Ocorre que as pessoas vão morrendo e, com elas, parte significativa da história vai junto. Procurei diversos locutores que estivessem presentes desde os primeiros tempos da construção da capital. Encontrei poucos, embora não tenha viajado até outros estados e investigado a fundo onde poderiam estar vivendo – tal procedimento envolveria custos que sem patrocínio ficaria mais complexa a empreitada. Então, fui escarafunchando um pouco aqui, outro tanto ali.

Nessa fantástica incursão pelo veículo que me acolheu em 1989, encontrei três preciosas figuras que ajudaram a construir a informação em Brasília: João Marques, Clemente Drago e Antoine Haddad. Todos ainda em atividade profissional até a feitura das entrevistas em 2009. Primeiro item em destaque foi o timbre dos três, uma carícia ao ouvido de mulheres atentas à virilidade da voz masculina.

Mas isso foi só um aperitivo: tinha mais coisa encoberta pela voz grave e os anos que o rosto não esconde. Parti para o tête à tête com esses radialistas. Contaram histórias, versões, visões para fatos presenciados por eles nos bastidores ou mesmo narrados no ar sobre o sonho nupcial de Brasília, a ditadura militar, o fazer rádio nas diferentes tecnologias avançadas ao longo dessas décadas. O trio ainda tem em comum o fato de ter atuado no programa Voz do Brasil – Senado, Câmara e Executivo.

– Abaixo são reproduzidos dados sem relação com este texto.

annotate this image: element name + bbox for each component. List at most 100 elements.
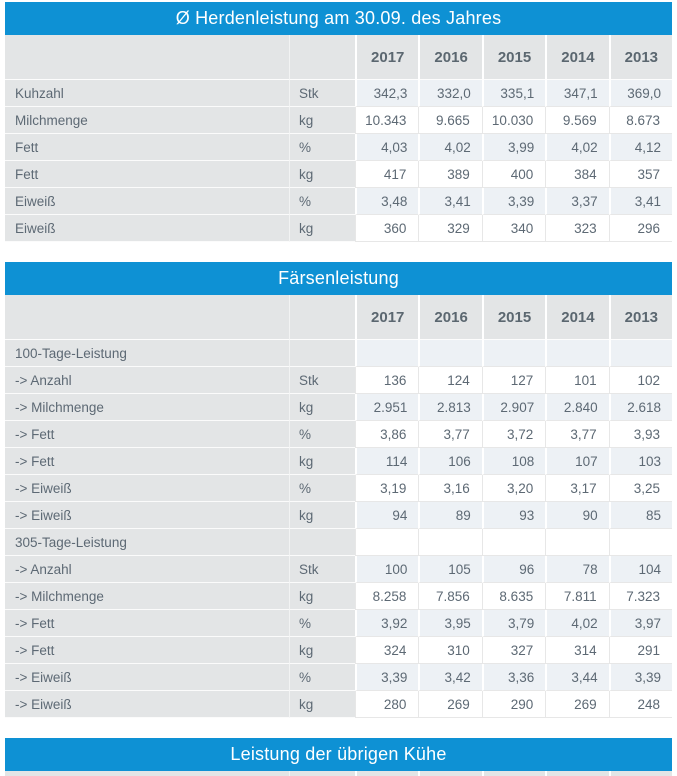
cell-value: 104 [608,556,673,583]
year-column-header: 2013 [608,771,673,776]
row-label: -> Eiweiß [5,691,289,718]
cell-value: 7.323 [608,583,673,610]
cell-value: 389 [418,161,482,188]
cell-value: 4,12 [608,134,673,161]
row-label: -> Fett [5,421,289,448]
cell-value: 3,39 [608,664,673,691]
row-label: 305-Tage-Leistung [5,529,289,556]
cell-value: 332,0 [418,80,482,107]
cell-value: 8.258 [355,583,419,610]
cell-value: 102 [608,367,673,394]
cell-value: 324 [355,637,419,664]
cell-value: 100 [355,556,419,583]
year-column-header: 2013 [608,295,673,340]
cell-value [481,529,546,556]
cell-value: 3,17 [545,475,609,502]
row-label: Kuhzahl [5,80,289,107]
table-row: Fett% 4,03 4,02 3,99 4,02 4,12 [5,134,673,161]
cell-value: 105 [418,556,482,583]
row-label: -> Fett [5,610,289,637]
years-row-label-spacer [5,35,289,80]
row-unit [289,340,355,367]
cell-value: 2.813 [418,394,482,421]
row-label: -> Anzahl [5,367,289,394]
cell-value: 93 [481,502,546,529]
cell-value: 8.673 [608,107,673,134]
cell-value: 127 [481,367,546,394]
table-row: -> Anzahl Stk 136 124 127 101 102 [5,367,673,394]
cell-value: 106 [418,448,482,475]
year-column-header: 2017 [355,771,419,776]
row-unit: % [289,421,355,448]
cell-value: 291 [608,637,673,664]
cell-value: 78 [545,556,609,583]
cell-value: 90 [545,502,609,529]
table-row: -> Fett kg 324 310 327 314 291 [5,637,673,664]
cell-value: 4,03 [355,134,419,161]
cell-value: 369,0 [608,80,673,107]
cell-value: 3,20 [481,475,546,502]
table-row: -> Fett kg 114 106 108 107 103 [5,448,673,475]
table-row: Eiweiß kg 360 329 340 323 296 [5,215,673,242]
year-column-header: 2014 [545,295,609,340]
row-unit: kg [289,583,355,610]
cell-value: 314 [545,637,609,664]
table-rows: 100-Tage-Leistung -> Anzahl Stk 136 124 127 10… [5,340,673,718]
row-unit: Stk [289,367,355,394]
table-row: -> Fett% 3,86 3,77 3,72 3,77 3,93 [5,421,673,448]
cell-value: 3,41 [608,188,673,215]
table-faersenleistung: Färsenleistung 2017 2016 2015 2014 2013 100-… [5,262,673,718]
cell-value: 2.951 [355,394,419,421]
cell-value: 108 [481,448,546,475]
cell-value: 310 [418,637,482,664]
cell-value: 3,95 [418,610,482,637]
table-row: -> Eiweiß% 3,19 3,16 3,20 3,17 3,25 [5,475,673,502]
cell-value: 103 [608,448,673,475]
years-row-label-spacer [5,295,289,340]
row-unit: % [289,475,355,502]
year-column-header: 2015 [481,295,546,340]
cell-value: 269 [418,691,482,718]
row-unit: kg [289,691,355,718]
row-label: -> Fett [5,637,289,664]
cell-value: 280 [355,691,419,718]
years-row-unit-spacer [289,295,355,340]
table-title-bar: Ø Herdenleistung am 30.09. des Jahres [5,2,672,35]
cell-value: 3,86 [355,421,419,448]
cell-value: 384 [545,161,609,188]
cell-value: 3,19 [355,475,419,502]
years-row-label-spacer [5,771,289,776]
cell-value: 323 [545,215,609,242]
cell-value: 3,39 [481,188,546,215]
cell-value: 3,39 [355,664,419,691]
cell-value: 2.840 [545,394,609,421]
cell-value: 8.635 [481,583,546,610]
row-unit: % [289,610,355,637]
cell-value: 342,3 [355,80,419,107]
cell-value: 296 [608,215,673,242]
cell-value: 335,1 [481,80,546,107]
row-unit: Stk [289,80,355,107]
table-title: Färsenleistung [278,268,399,288]
row-label: 100-Tage-Leistung [5,340,289,367]
years-row-unit-spacer [289,35,355,80]
cell-value: 3,37 [545,188,609,215]
row-label: -> Fett [5,448,289,475]
cell-value: 7.856 [418,583,482,610]
cell-value: 4,02 [545,610,609,637]
cell-value: 136 [355,367,419,394]
cell-value: 360 [355,215,419,242]
cell-value: 9.665 [418,107,482,134]
table-title-bar: Färsenleistung [5,262,672,295]
table-title-bar: Leistung der übrigen Kühe [5,738,672,771]
cell-value: 114 [355,448,419,475]
row-label: -> Eiweiß [5,664,289,691]
table-row: -> Milchmenge kg 2.951 2.813 2.907 2.840 2.618 [5,394,673,421]
cell-value: 3,77 [418,421,482,448]
cell-value: 3,44 [545,664,609,691]
row-label: Milchmenge [5,107,289,134]
row-label: Fett [5,161,289,188]
cell-value: 357 [608,161,673,188]
row-unit: Stk [289,556,355,583]
cell-value: 9.569 [545,107,609,134]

O primeiro a ser entrevistado foi João Marques, chamado, carinhosamente, pelos amigos, de “Vermelho”. Atravessei os túneis entre a Câmara dos Deputados e o Senado Federal e fui até a rádio Senado. Encontrei um senhor baixinho, cabelos brancos e paletó escuro. Uma gentileza ímpar. João Marques, carioca, começou a trabalhar como contínuo da rádio Tupi (PRG3) do Rio de Janeiro, em 1949. “Eu comecei a fazer locução ainda na rádio Clube do Brasil em 53 e não parei mais, sempre trabalhei em rádio”, comenta. Veio a Brasília para passear, em 1962, e acabou ficando. Foram 60 anos de carreira, ininterruptos. Tem noção?

Eu e o libanês Antoine Haddad fomos colegas na rádio Câmara. Haddad tem uma voz gravíssima – lembra os tempos de ouro do rádio; difícil não se encantar com a peculiar [hoje] impostação. Chegou a Brasília “ainda rapazinho”, relembra. Ele fala da emoção do primeiro trabalho na Voz de Brasília, um serviço de alto-falante da época. “Desde 1958 a gente vinha anunciando, faltam 600... 446 dias para a mudança na nova capital do Brasil (...) e assim por diante até o dia da mudança da capital federal”, completa.

Clemente Drago é gaúcho e chegou a Brasília em 1960 num avião da FAB. Drago, para os íntimos, é, segundo João Marques, “um dos locutores mais completos”. Recebeu-me em sua casa, no estúdio montado nos fundos da residência. Lá, ele grava, edita e envia as locuções por e-mail aos clientes. Ex-policial que se rendeu aos encantos do rádio desde a infância, começou a carreira no serviço de alto-falante da rodoviária de Brasília, depois na rádio Alvorada, na Nacional. Lembra daquela chamada “Em Brasília, 19 horas”? Pois é, foi a voz dele que marcou cerca de 20 anos o programa Voz do Brasil.

Muitas histórias, fatos, nomes citados. Marques, Haddad e Drago conviveram com feras da nossa música e do rádio, como Heron Domingues (candidato a calouro de auditório que se tornou o locutor de maior prestígio de todos os tempos no Brasil). Enquanto a memória dos colegas radialistas não refresca e outros desapareceram no anonimato ou mesmo partiram para “o andar de cima”, o jeito é mudar o título da obra que estou escrevendo. Além do mais, Brasília já completou mais um outono. Assim, um dia desses, meu amigo, mando o convite de lançamento. Aguarde!